Once we were there it wasn’t any easier. Using the 50-ton Big Wrecker and the 60-ton Rotator we literally had to inch the boat up a bit and then wait while letting the mud and water fell out. Four times, our attachment point onto the boat disintegrated and we had to rehook it. Over the course of two hours, we finally go the huge boat out of the water. Honestly, as you can see, there wasn’t much left of the boat.
I think Copart will take a pass on this one.

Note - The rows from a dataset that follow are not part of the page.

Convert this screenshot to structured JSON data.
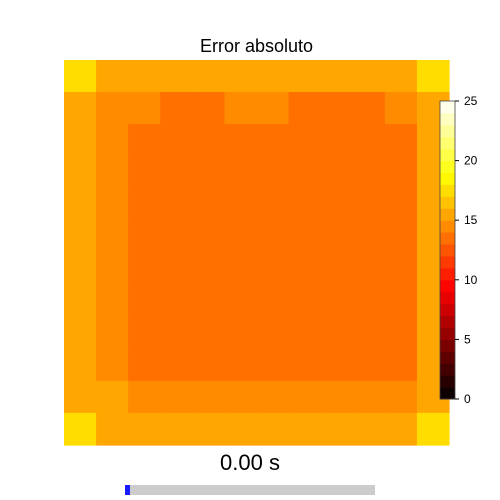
{
  "chart_data": {
    "type": "heatmap",
    "title": "Error absoluto",
    "grid_rows": 12,
    "grid_cols": 12,
    "values": [
      [
        17.5,
        15.3,
        15.3,
        15.3,
        15.3,
        15.3,
        15.3,
        15.3,
        15.3,
        15.3,
        15.3,
        17.5
      ],
      [
        15.3,
        14.5,
        14.5,
        13.8,
        13.8,
        14.5,
        14.5,
        13.8,
        13.8,
        13.8,
        14.5,
        15.3
      ],
      [
        15.3,
        14.5,
        13.5,
        13.5,
        13.5,
        13.5,
        13.5,
        13.5,
        13.5,
        13.5,
        13.8,
        15.3
      ],
      [
        15.3,
        14.5,
        13.5,
        13.5,
        13.5,
        13.5,
        13.5,
        13.5,
        13.5,
        13.5,
        13.8,
        15.3
      ],
      [
        15.3,
        14.5,
        13.5,
        13.5,
        13.5,
        13.5,
        13.5,
        13.5,
        13.5,
        13.5,
        13.8,
        15.3
      ],
      [
        15.3,
        14.5,
        13.5,
        13.5,
        13.5,
        13.5,
        13.5,
        13.5,
        13.5,
        13.5,
        13.8,
        15.3
      ],
      [
        15.3,
        14.5,
        13.5,
        13.5,
        13.5,
        13.5,
        13.5,
        13.5,
        13.5,
        13.5,
        13.8,
        15.3
      ],
      [
        15.3,
        14.5,
        13.5,
        13.5,
        13.5,
        13.5,
        13.5,
        13.5,
        13.5,
        13.5,
        13.8,
        15.3
      ],
      [
        15.3,
        14.5,
        13.5,
        13.5,
        13.5,
        13.5,
        13.5,
        13.5,
        13.5,
        13.5,
        13.8,
        15.3
      ],
      [
        15.3,
        14.5,
        13.8,
        13.8,
        13.8,
        13.8,
        13.8,
        13.8,
        13.8,
        13.8,
        13.8,
        15.3
      ],
      [
        15.3,
        15.0,
        14.5,
        14.5,
        14.5,
        14.5,
        14.5,
        14.5,
        14.5,
        14.5,
        14.5,
        15.3
      ],
      [
        17.5,
        15.3,
        15.3,
        15.3,
        15.3,
        15.3,
        15.3,
        15.3,
        15.3,
        15.3,
        15.3,
        17.5
      ]
    ],
    "colorbar": {
      "range": [
        0,
        25
      ],
      "ticks": [
        0,
        5,
        10,
        15,
        20,
        25
      ],
      "levels": 25,
      "colormap": "hot",
      "colormap_stops": [
        "#000000",
        "#ff0000",
        "#ffff00",
        "#ffffff"
      ]
    },
    "axes_visible": false
  },
  "animation": {
    "time_label": "0.00 s",
    "progress": 0.02,
    "track_color": "#cccccc",
    "fill_color": "#1a1aff"
  }
}
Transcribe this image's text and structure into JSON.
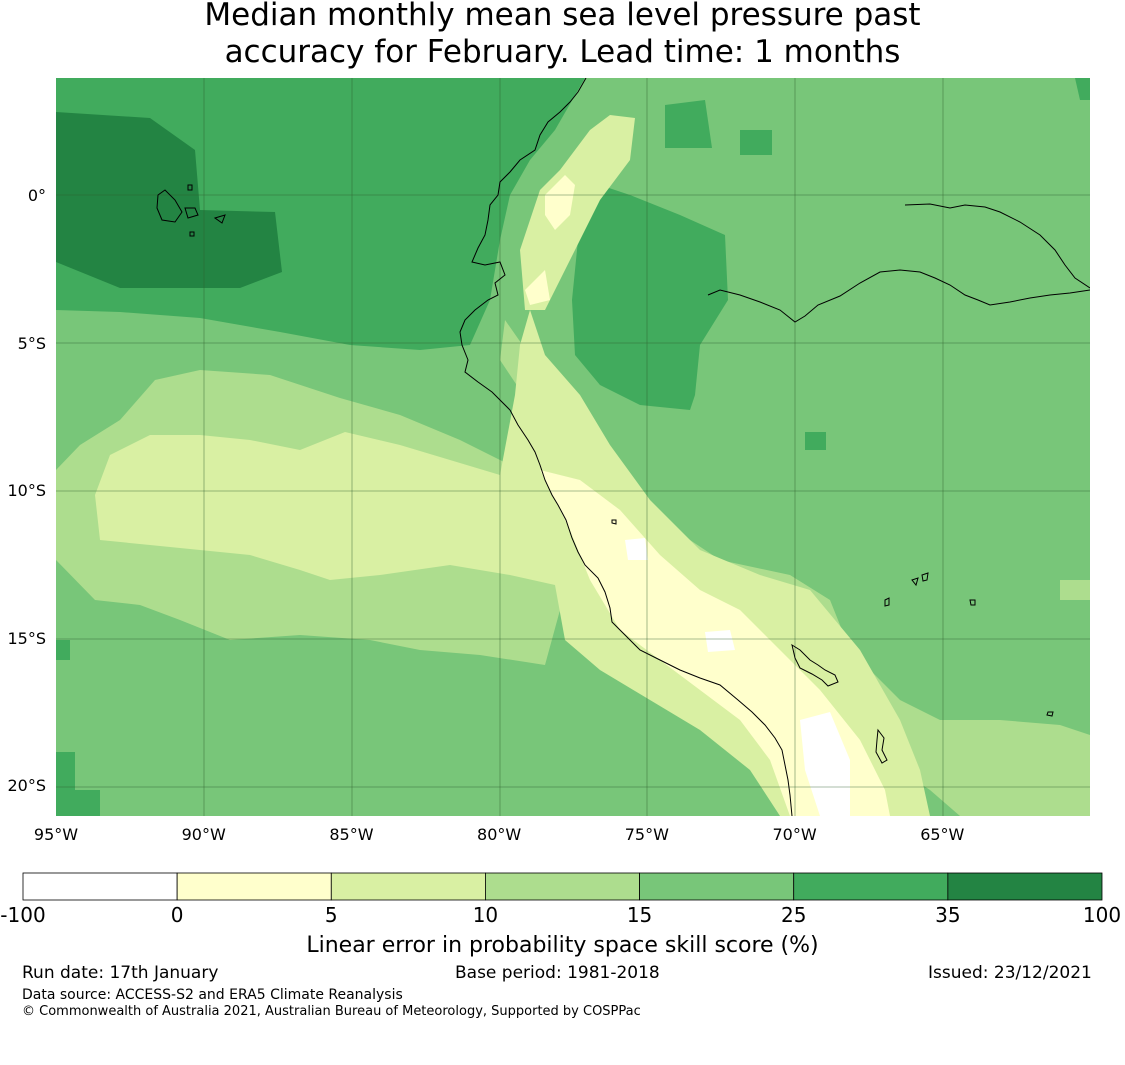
{
  "title_line1": "Median monthly mean sea level pressure past",
  "title_line2": "accuracy for February. Lead time: 1 months",
  "map": {
    "lon_range": [
      -95,
      -60
    ],
    "lat_range": [
      -21,
      4
    ],
    "lat_labels": [
      {
        "lat": 0,
        "text": "0°"
      },
      {
        "lat": -5,
        "text": "5°S"
      },
      {
        "lat": -10,
        "text": "10°S"
      },
      {
        "lat": -15,
        "text": "15°S"
      },
      {
        "lat": -20,
        "text": "20°S"
      }
    ],
    "lon_labels": [
      {
        "lon": -95,
        "text": "95°W"
      },
      {
        "lon": -90,
        "text": "90°W"
      },
      {
        "lon": -85,
        "text": "85°W"
      },
      {
        "lon": -80,
        "text": "80°W"
      },
      {
        "lon": -75,
        "text": "75°W"
      },
      {
        "lon": -70,
        "text": "70°W"
      },
      {
        "lon": -65,
        "text": "65°W"
      }
    ],
    "gridlines": true
  },
  "colorbar": {
    "bins": [
      {
        "from": -100,
        "to": 0,
        "color": "#ffffff"
      },
      {
        "from": 0,
        "to": 5,
        "color": "#ffffcc"
      },
      {
        "from": 5,
        "to": 10,
        "color": "#d9f0a3"
      },
      {
        "from": 10,
        "to": 15,
        "color": "#addd8e"
      },
      {
        "from": 15,
        "to": 25,
        "color": "#78c679"
      },
      {
        "from": 25,
        "to": 35,
        "color": "#41ab5d"
      },
      {
        "from": 35,
        "to": 100,
        "color": "#238443"
      }
    ],
    "tick_labels": [
      "-100",
      "0",
      "5",
      "10",
      "15",
      "25",
      "35",
      "100"
    ],
    "label": "Linear error in probability space skill score (%)"
  },
  "footer": {
    "run_date": "Run date: 17th January",
    "base_period": "Base period: 1981-2018",
    "issued": "Issued: 23/12/2021",
    "data_source": "Data source: ACCESS-S2 and ERA5 Climate Reanalysis",
    "copyright": "© Commonwealth of Australia 2021, Australian Bureau of Meteorology, Supported by COSPPac"
  }
}
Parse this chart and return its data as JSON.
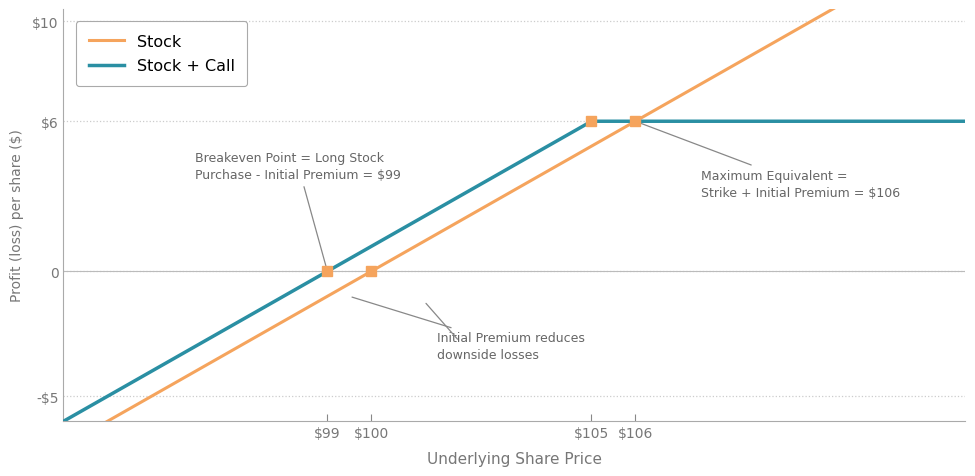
{
  "xlabel": "Underlying Share Price",
  "ylabel": "Profit (loss) per share ($)",
  "stock_color": "#F5A45D",
  "call_color": "#2A8FA3",
  "background_color": "#FFFFFF",
  "ylim": [
    -6.0,
    10.5
  ],
  "xlim": [
    93.0,
    113.5
  ],
  "yticks": [
    -5,
    0,
    6,
    10
  ],
  "ytick_labels": [
    "-$5",
    "0",
    "$6",
    "$10"
  ],
  "xticks": [
    99,
    100,
    105,
    106
  ],
  "xtick_labels": [
    "$99",
    "$100",
    "$105",
    "$106"
  ],
  "grid_color": "#CCCCCC",
  "stock_purchase": 100,
  "call_premium": 1,
  "strike": 105,
  "annotation_color": "#666666",
  "marker_color": "#F5A45D",
  "legend_stock": "Stock",
  "legend_call": "Stock + Call",
  "annot1_text": "Breakeven Point = Long Stock\nPurchase - Initial Premium = $99",
  "annot2_text": "Maximum Equivalent =\nStrike + Initial Premium = $106",
  "annot3_text": "Initial Premium reduces\ndownside losses"
}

Details of Big Wrecker Boat Recovery
Tim’s Towing and Recovery was contacted by Zulu, a leading disaster recovery management firm, in need of a Big Wrecker for water recovery. The big wrecker was needed to extract a boat that had sunk three years ago during Hurricane Irma. Tim’s Towing and Recovery went to Bells Landing the 1st time with its big wrecker and rotator. The tides were wrong and they couldn’t get access with the big wrecker and rotator. Tim’s Towing and Recovery went to Bells Landing the 2nd time with its big wrecker and rotator. Again, the tides were wrong and they couldn’t get access with the big wrecker and rotator. Tim’s Towing and Recovery went to Bells Landing the 3rd time with its big wrecker. Again, the tides were wrong and they couldn’t get access with the big wrecker and rotator. On the fourth try, the same thing happened. On the fifth time, the big wrecker and rotator were able to reach the boat. The extraction from the water was difficult and wet. The big wrecker towing team attached the boat to the big wrecker to winch it out. Several times the boat disintegrated and the hook released. The big wrecker towing team had to go into the water several times to reattach the hook. On each attempt, the boat would raise up a bit. Water, silt and sand would rush out. The heavy wrecker team was forced to wait. The big wrecker towing team tried again and again. Each time the hook would fall free. Finally, they secured the hook on the stable part of the boat and were able to winch the boat out. As you can see from the photo’s there isn’t much left of the boat.
The above marketing copy and photo images are not an accurate account of the facts of this tow or recovery. The marketing copy and photo images are a marketing description created for marketing purposes only and do not replace an actual detailed, legal description accompanied by verified images that serve as testimony of the actual events that occurred during this tow or recovery.